From me always, the new home sales and housing starts sector revolves around how the monthly supply data looks. The last two new home sales reports had positive revisions, which stopped the increase in monthly supply data from rising. More on that here.

The rule of thumb for me is that housing gets a red flag once the monthly supply levels get above 6.5 months on a three-month average. The last report shows the supply data to be 6.1 months. When we are between 4.4 -6.4 months it’s just an OK marketplace and that is how I view the new home sales and housing start market currently.

Once monthly housing supply can break under 4.3 months, the homebuilders are extremely happy campers no matter what they’re complaining about. I give these monthly supply levels to try to create a more calm process for how to look at housing data. This sector of the economy gets trolled out by some of the craziest internet trolling groups ever. You know who I am talking about: the housing bubble boys and the forbearance crash bros.

Remember, economics done right should be boring, and you should always be the detective, not the troll.

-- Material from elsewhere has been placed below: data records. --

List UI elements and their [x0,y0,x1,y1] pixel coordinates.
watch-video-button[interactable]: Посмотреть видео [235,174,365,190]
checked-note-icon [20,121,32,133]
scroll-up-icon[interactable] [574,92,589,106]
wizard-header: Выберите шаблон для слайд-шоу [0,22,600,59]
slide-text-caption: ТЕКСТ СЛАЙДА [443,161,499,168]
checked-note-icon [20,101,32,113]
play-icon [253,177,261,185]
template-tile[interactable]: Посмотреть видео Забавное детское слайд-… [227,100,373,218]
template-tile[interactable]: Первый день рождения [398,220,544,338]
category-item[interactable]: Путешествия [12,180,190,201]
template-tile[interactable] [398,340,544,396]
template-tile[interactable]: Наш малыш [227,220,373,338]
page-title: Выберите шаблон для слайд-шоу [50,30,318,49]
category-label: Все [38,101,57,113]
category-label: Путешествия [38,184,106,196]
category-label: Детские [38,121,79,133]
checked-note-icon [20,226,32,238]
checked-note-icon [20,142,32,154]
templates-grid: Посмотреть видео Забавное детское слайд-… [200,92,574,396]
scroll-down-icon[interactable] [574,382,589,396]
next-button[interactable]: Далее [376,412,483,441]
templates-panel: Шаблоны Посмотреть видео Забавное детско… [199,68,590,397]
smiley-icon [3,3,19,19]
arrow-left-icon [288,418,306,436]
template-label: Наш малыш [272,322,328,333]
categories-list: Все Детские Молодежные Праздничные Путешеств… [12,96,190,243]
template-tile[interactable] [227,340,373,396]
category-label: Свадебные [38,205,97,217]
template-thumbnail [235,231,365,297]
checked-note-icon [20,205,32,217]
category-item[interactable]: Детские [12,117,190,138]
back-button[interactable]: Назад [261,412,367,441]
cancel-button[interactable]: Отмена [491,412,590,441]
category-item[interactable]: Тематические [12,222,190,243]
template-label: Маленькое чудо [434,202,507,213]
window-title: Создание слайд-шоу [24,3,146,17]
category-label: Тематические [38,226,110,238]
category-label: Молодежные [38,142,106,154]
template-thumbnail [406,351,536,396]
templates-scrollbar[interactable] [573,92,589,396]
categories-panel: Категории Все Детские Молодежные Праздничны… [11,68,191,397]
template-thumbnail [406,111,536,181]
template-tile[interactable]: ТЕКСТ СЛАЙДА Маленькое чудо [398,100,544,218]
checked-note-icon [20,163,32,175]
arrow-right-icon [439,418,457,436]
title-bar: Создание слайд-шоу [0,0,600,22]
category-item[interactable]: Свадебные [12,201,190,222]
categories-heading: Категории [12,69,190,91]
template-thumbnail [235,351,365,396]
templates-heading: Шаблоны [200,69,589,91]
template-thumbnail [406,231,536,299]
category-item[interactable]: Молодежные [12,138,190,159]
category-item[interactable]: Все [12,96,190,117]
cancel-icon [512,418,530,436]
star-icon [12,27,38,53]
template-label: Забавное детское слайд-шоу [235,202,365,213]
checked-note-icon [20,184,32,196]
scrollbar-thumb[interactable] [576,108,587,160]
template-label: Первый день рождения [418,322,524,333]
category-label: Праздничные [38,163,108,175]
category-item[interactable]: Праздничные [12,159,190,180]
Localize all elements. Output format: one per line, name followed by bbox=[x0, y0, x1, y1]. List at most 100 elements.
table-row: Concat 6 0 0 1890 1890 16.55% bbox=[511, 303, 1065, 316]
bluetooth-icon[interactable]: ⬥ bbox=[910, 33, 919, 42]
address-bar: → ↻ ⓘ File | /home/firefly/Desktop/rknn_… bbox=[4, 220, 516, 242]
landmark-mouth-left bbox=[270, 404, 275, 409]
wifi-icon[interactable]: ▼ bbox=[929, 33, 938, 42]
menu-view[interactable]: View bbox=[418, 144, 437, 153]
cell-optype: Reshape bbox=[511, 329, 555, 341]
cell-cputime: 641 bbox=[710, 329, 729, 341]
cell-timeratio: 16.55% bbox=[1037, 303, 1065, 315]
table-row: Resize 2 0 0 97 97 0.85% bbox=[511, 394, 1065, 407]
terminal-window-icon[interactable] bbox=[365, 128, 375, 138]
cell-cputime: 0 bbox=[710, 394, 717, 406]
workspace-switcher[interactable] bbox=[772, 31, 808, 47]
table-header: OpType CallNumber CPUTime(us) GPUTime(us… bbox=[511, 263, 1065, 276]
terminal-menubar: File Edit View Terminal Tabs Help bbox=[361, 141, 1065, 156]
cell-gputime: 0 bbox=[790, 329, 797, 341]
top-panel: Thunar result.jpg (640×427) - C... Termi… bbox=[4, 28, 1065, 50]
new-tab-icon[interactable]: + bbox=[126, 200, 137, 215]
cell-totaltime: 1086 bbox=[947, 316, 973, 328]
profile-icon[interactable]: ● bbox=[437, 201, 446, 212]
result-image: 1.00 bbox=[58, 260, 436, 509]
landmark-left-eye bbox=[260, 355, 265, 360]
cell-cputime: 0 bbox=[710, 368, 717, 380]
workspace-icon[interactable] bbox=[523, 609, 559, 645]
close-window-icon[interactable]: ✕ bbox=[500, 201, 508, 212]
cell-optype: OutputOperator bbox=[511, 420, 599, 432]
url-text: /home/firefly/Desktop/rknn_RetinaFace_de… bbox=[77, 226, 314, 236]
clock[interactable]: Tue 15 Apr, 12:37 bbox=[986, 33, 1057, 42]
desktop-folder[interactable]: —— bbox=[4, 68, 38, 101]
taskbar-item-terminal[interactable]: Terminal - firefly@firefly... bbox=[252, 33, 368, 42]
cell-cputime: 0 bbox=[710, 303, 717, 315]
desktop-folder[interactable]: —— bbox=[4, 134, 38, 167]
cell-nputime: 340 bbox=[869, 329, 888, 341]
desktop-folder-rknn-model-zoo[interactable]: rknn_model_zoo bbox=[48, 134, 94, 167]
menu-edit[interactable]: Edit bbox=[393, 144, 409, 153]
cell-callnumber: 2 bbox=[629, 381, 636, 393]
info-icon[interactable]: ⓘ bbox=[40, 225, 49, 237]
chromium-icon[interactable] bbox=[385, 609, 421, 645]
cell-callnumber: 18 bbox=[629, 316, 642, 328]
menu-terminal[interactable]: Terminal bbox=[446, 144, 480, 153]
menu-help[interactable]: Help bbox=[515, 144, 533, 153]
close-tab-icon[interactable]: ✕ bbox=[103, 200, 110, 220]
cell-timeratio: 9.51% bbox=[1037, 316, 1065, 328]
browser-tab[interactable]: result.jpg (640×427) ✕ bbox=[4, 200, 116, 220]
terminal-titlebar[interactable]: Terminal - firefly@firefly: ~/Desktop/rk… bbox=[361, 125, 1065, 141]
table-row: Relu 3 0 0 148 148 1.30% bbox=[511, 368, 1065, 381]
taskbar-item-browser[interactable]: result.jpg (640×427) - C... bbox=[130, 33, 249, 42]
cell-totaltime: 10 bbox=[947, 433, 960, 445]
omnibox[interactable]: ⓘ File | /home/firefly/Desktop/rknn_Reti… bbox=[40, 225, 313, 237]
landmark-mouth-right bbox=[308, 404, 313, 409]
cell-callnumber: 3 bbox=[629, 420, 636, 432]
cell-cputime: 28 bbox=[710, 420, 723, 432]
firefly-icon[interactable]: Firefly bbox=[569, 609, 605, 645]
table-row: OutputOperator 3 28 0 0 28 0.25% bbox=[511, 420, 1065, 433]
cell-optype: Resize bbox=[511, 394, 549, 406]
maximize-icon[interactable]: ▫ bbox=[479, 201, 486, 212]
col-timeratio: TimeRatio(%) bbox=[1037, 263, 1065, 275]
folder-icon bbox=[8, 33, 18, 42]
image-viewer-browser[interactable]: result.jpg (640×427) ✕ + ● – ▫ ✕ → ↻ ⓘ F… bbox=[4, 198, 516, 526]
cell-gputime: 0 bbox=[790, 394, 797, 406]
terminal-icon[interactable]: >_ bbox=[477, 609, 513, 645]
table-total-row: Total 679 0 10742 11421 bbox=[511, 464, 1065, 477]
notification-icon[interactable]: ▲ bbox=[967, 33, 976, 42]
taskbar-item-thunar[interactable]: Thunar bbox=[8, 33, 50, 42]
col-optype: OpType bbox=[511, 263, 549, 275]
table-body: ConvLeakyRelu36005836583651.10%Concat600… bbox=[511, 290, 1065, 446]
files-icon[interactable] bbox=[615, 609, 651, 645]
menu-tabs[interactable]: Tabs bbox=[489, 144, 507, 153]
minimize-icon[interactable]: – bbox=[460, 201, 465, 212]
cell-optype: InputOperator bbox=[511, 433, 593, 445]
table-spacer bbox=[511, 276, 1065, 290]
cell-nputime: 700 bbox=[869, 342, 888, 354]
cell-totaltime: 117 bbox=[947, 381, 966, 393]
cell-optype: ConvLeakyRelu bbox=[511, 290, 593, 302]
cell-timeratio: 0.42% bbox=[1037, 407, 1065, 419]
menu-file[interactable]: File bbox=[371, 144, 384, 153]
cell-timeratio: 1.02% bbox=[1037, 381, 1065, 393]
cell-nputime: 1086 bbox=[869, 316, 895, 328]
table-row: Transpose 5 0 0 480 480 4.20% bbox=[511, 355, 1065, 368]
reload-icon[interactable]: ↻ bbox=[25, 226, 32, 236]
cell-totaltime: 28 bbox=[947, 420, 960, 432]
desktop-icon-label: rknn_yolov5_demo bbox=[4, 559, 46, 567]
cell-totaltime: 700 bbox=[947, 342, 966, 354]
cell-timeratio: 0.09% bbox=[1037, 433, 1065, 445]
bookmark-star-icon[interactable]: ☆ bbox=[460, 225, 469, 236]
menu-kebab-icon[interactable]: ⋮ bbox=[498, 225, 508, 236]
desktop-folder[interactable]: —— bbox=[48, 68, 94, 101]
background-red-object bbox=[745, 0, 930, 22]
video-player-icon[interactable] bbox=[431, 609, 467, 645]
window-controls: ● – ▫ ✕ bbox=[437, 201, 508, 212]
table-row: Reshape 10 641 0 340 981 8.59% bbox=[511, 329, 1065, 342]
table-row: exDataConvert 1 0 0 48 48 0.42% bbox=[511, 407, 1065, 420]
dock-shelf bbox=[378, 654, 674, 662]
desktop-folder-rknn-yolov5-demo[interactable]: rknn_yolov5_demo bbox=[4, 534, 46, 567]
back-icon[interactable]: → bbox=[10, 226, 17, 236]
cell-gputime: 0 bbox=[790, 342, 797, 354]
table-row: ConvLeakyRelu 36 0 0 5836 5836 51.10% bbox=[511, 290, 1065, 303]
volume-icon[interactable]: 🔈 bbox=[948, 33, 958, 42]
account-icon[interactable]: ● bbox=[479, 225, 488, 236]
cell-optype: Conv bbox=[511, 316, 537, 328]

This starts report came in less than expected even with the builder confidence data picking up noticeably in yesterday’s report. A lot of this rebound in the builder’s confidence I believe was due to the last two new home sales reports confirming and stabilizing the monthly supply data. Even though this data is historically high, I would have you focus on the rate of change of this data line now that the moderation from the COVID-19 surge in a few housing data lines levels has been completed.




Last week, Ivy Zelman created a stir when she went on CNBC and talked about housing being overbuilt by 20%. I didn’t find the comments too crazy once you actually broke down what she said and what she didn’t say. My take on it is here

Home prices for new and existing homes did show some heat for sure in 2020 and 2021.

The sales and housing start data are showing us a more intimate slow dance, which can be appreciated by those looking for a long-lasting relationship with housing construction and not a boom and bust fling as we saw from 2002-2008.